Авдеенко хорошо знал по Магнитострою, где работал в 1930–1931 годах, прораба Моисея Александровича Тамаркина – легендарного строителя, о котором он рассказывал Горькому при встрече в 1933 году. Тамаркин был прототипом Моргулиса в магнитогорском романе Катаева «Время, вперед!» (1932). На Уралвагонстрое он руководил вагоносборочным корпусом. Это ему принадлежала идея «диспетчеризации» – телефонного управления всеми участками стройки; по меркам того времени это было революционно. Когда в 1936 году следователи начнут допрашивать Тамаркина, готовя процесс против руководителей Вагонстроя – парторга Окуджавы и начальника строительства Марьясина, – знаменитый этот прораб, герой труда, человек редкой отваги и упрямства, покончит с собой, бросившись на шины трансформатора.

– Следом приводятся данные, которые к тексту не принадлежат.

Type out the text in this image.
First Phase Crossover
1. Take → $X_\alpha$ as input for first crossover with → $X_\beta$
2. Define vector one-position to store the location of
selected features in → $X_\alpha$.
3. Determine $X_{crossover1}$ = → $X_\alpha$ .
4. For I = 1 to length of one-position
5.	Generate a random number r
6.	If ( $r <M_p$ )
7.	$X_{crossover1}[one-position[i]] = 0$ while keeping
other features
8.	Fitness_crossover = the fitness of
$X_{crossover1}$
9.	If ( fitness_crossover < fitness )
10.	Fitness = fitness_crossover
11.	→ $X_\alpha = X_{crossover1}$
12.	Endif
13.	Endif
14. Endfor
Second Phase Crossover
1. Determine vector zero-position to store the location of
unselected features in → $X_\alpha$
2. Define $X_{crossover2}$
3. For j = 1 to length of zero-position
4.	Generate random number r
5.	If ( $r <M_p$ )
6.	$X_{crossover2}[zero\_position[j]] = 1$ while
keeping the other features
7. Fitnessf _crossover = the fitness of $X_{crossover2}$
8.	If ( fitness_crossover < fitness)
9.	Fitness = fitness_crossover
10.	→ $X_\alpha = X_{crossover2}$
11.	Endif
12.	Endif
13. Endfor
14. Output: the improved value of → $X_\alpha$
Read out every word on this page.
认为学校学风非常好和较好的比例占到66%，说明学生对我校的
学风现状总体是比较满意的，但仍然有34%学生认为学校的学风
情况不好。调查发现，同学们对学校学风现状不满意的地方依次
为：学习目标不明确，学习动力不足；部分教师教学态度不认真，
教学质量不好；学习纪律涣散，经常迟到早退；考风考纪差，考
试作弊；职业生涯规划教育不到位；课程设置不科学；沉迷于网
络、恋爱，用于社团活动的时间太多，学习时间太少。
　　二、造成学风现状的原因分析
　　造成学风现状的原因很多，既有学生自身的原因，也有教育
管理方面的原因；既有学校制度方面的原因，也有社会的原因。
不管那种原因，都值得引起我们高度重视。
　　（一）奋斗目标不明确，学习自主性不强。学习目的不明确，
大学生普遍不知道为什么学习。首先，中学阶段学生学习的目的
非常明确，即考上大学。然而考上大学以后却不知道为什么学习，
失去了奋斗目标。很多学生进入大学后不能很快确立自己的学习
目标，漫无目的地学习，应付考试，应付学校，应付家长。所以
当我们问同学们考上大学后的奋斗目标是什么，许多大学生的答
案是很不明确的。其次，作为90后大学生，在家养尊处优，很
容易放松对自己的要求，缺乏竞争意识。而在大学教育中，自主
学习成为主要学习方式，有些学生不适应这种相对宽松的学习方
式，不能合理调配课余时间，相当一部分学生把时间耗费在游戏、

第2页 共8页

После посещения Вагонки Авдеенко опубликовал в «Правде» очерк о Тамаркине – «Инженер трех эпох». Он особенно ставил ему в заслугу заботу о людях – то, что в первую голову были построены бараки, столовая, магазин. Это потом стало пунктом обвинения: саботировал строительство цеха, тормозил работы!
Знакомство с начальником строительства Марьясиным и двумя его сыновьями подробно описано в «Упраздненном театре» – там герои носят фамилию Балясины, а старший сын Марьясина, Илья, в обиходе звавшийся Аликом, переименован в Антона, в обиходе звавшегося Антиком. Трудно сказать, знал ли Окуджава набоковские автобиографические рассказы «Обида» и «Лебеда», в которых его кумир проговорился о подоплеке своего «совершенного детства»: о том, как мучительно застенчивого мальчика считают высокомерным ломакой. Однако рассказ о поездке к Марьясиным выдержан в том же тоне запоздалой и горькой насмешки над собственным неумением поставить себя с людьми: будешь разговаривать открыто и честно – засмеют, а врать он не умеет, отсюда натужность, неестественность каждого слова. Его смутил быт марьясинского дома, о котором отец говорил: «буржуйские причуды». Он никогда прежде не надевал на ночь пижамы – спал в трусах и в майке. Его все время подмывает сказать: «Вы большевики, а живете как буржуи». Вернувшись от Марьясиных, Ванванч сказал родителям, что в гостях ему понравилось – только признался, что его смутил «громадный дом и горничная». «Посмотри на этого маленького большевика!» – восхищенно сказал отец.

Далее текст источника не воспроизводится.